JobManager里有个main方法,通过脚本启动,主要做的工作如下:
首先做一些检查,加载日志环境和配置
启动jobManager
try {
SecurityUtils.getInstalledContext.runSecured(new Callable[Unit] {
override def call(): Unit = {
runJobManager(
configuration,
executionMode,
externalHostName,
portRange)
}
})
} catch {
。。。
}
深入runJobManager方法,下面着重看下这个方法:
def runJobManager(
configuration: Configuration,
executionMode: JobManagerMode,
listeningAddress: String,
listeningPort: Int)
: Unit = {
。。。
// 首先启动JobManager ActorSystem,因为如果端口0之前被选中了,startActorSystem方法决定了使用哪个端口号,并进行相应的更新。

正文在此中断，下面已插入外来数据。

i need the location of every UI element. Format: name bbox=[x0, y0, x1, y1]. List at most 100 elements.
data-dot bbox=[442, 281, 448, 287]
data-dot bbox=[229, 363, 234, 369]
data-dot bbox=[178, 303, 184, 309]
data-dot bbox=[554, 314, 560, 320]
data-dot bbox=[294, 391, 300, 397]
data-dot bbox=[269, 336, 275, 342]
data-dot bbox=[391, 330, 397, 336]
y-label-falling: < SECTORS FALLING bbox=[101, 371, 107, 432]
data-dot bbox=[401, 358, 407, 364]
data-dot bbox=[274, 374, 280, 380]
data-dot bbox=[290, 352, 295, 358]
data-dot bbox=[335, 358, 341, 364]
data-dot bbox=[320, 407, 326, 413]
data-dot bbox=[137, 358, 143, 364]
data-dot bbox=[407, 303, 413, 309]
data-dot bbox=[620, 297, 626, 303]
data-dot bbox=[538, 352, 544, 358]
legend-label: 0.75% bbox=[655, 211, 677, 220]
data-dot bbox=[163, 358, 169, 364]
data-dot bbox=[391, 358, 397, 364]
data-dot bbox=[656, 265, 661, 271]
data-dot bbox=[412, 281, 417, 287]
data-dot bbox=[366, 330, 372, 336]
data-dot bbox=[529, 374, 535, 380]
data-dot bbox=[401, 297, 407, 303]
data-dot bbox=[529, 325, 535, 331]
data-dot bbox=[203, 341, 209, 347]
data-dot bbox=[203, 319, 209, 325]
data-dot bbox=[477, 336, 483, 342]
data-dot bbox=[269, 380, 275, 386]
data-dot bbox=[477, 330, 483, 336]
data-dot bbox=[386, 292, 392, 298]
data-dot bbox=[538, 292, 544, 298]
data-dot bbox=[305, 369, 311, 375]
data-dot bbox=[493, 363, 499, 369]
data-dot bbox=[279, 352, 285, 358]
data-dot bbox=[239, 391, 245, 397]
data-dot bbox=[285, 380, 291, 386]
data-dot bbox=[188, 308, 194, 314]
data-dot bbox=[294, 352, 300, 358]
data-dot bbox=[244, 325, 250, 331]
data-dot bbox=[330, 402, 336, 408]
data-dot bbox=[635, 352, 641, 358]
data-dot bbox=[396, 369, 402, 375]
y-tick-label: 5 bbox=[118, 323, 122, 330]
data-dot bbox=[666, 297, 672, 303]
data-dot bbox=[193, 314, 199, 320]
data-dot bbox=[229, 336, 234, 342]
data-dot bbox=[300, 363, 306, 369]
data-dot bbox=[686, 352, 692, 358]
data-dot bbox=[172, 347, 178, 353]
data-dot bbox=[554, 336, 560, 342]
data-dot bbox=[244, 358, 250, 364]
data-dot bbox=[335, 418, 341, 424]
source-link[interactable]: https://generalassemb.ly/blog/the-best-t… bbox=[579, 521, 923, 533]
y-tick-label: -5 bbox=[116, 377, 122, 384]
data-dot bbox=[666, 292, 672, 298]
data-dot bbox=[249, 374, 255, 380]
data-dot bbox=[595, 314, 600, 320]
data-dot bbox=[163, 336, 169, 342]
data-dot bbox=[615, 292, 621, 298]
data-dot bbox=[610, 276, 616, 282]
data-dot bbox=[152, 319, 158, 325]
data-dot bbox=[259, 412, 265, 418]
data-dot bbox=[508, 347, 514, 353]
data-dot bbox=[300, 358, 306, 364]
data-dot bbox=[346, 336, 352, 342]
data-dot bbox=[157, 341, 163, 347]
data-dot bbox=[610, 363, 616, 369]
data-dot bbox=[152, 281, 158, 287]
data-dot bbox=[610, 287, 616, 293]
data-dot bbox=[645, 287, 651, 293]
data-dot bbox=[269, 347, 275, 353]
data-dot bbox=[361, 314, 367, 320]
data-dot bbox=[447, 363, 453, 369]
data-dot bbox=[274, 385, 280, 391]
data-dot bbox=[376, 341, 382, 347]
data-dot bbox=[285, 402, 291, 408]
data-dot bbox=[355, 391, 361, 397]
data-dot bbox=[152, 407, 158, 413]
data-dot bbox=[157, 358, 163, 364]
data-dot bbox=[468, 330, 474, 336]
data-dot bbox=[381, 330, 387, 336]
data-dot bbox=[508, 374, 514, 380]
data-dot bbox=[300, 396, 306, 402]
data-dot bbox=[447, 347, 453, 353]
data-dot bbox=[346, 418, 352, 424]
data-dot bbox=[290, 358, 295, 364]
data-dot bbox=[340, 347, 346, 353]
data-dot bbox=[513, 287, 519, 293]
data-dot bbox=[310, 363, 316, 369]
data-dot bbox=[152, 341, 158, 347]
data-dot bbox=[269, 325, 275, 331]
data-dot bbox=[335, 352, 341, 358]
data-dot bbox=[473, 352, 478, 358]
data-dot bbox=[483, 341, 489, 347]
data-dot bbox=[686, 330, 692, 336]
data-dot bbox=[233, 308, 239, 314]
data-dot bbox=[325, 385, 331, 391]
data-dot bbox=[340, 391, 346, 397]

val jobManagerSystem = startActorSystem(
configuration,
listeningAddress,
listeningPort)
//创建HA服务
val highAvailabilityServices = HighAvailabilityServicesUtils.createHighAvailabilityServices(
configuration,
ioExecutor,
AddressResolution.NO_ADDRESS_RESOLUTION)
val metricRegistry = new MetricRegistryImpl(
MetricRegistryConfiguration.fromConfiguration(configuration))
//启动metrics查询服务
metricRegistry.startQueryService(jobManagerSystem, null)
//启动jobManager所有组件
val (_, _, webMonitorOption, _) = try {
startJobManagerActors(
jobManagerSystem,
configuration,
executionMode,
listeningAddress,
futureExecutor,
ioExecutor,
highAvailabilityServices,
metricRegistry,
classOf[JobManager],
classOf[MemoryArchivist],
Option(classOf[StandaloneResourceManager])
)
} catch {
...
}
// 阻塞 直至系统被shutdown
jobManagerSystem.awaitTermination()
//下面关闭所有服务
webMonitorOption.foreach{
webMonitor =>
try {
webMonitor.stop()
} catch {
case t: Throwable =>
LOG.warn("Could not properly stop the web monitor.", t)
}
}
...
。。。
try {
// 启动Jobmanager actor
val (jobManager, archive) = startJobManagerActors(
configuration,
jobManagerSystem,
futureExecutor,
ioExecutor,
highAvailabilityServices,
metricRegistry,
webMonitor.map(_.getRestAddress),
jobManagerClass,
archiveClass)
// 启动JobManager process reaper,在Jobmanager失败时来结束jobmanager jvm进程
jobManagerSystem.actorOf(
Props(
classOf[ProcessReaper],
jobManager,
LOG.logger,
RUNTIME_FAILURE_RETURN_CODE),
"JobManager_Process_Reaper")
// 如果是本地模式,启动一个本地taskmanager
if (executionMode == JobManagerMode.LOCAL) {
val resourceId = ResourceID.generate()
val taskManagerActor = TaskManager.startTaskManagerComponentsAndActor(
configuration,
resourceId,
jobManagerSystem,
highAvailabilityServices,
metricRegistry,
externalHostname,
Some(TaskExecutor.TASK_MANAGER_NAME),
localTaskManagerCommunication = true,
classOf[TaskManager])
jobManagerSystem.actorOf(
Props(
classOf[ProcessReaper],
taskManagerActor,
LOG.logger,
RUNTIME_FAILURE_RETURN_CODE),
"TaskManager_Process_Reaper")
}
。。。省略了webmonitor
val resourceManager =
resourceManagerClass match {
case Some(rmClass) =>
//启动Resource manager actor
Option(
FlinkResourceManager.startResourceManagerActors(
configuration,
jobManagerSystem,
highAvailabilityServices.getJobManagerLeaderRetriever(
HighAvailabilityServices.DEFAULT_JOB_ID),
rmClass))
case None =>
LOG.info("Resource Manager class not provided. No resource manager will be started.")
None
}
(jobManager, archive, webMonitor, resourceManager)
}
catch {
...
}
综上,启动了jobmanager和监控jobmanager的reaper,本地模式下启动taskmanager和监控taskmanager的reaper,resourcemanager。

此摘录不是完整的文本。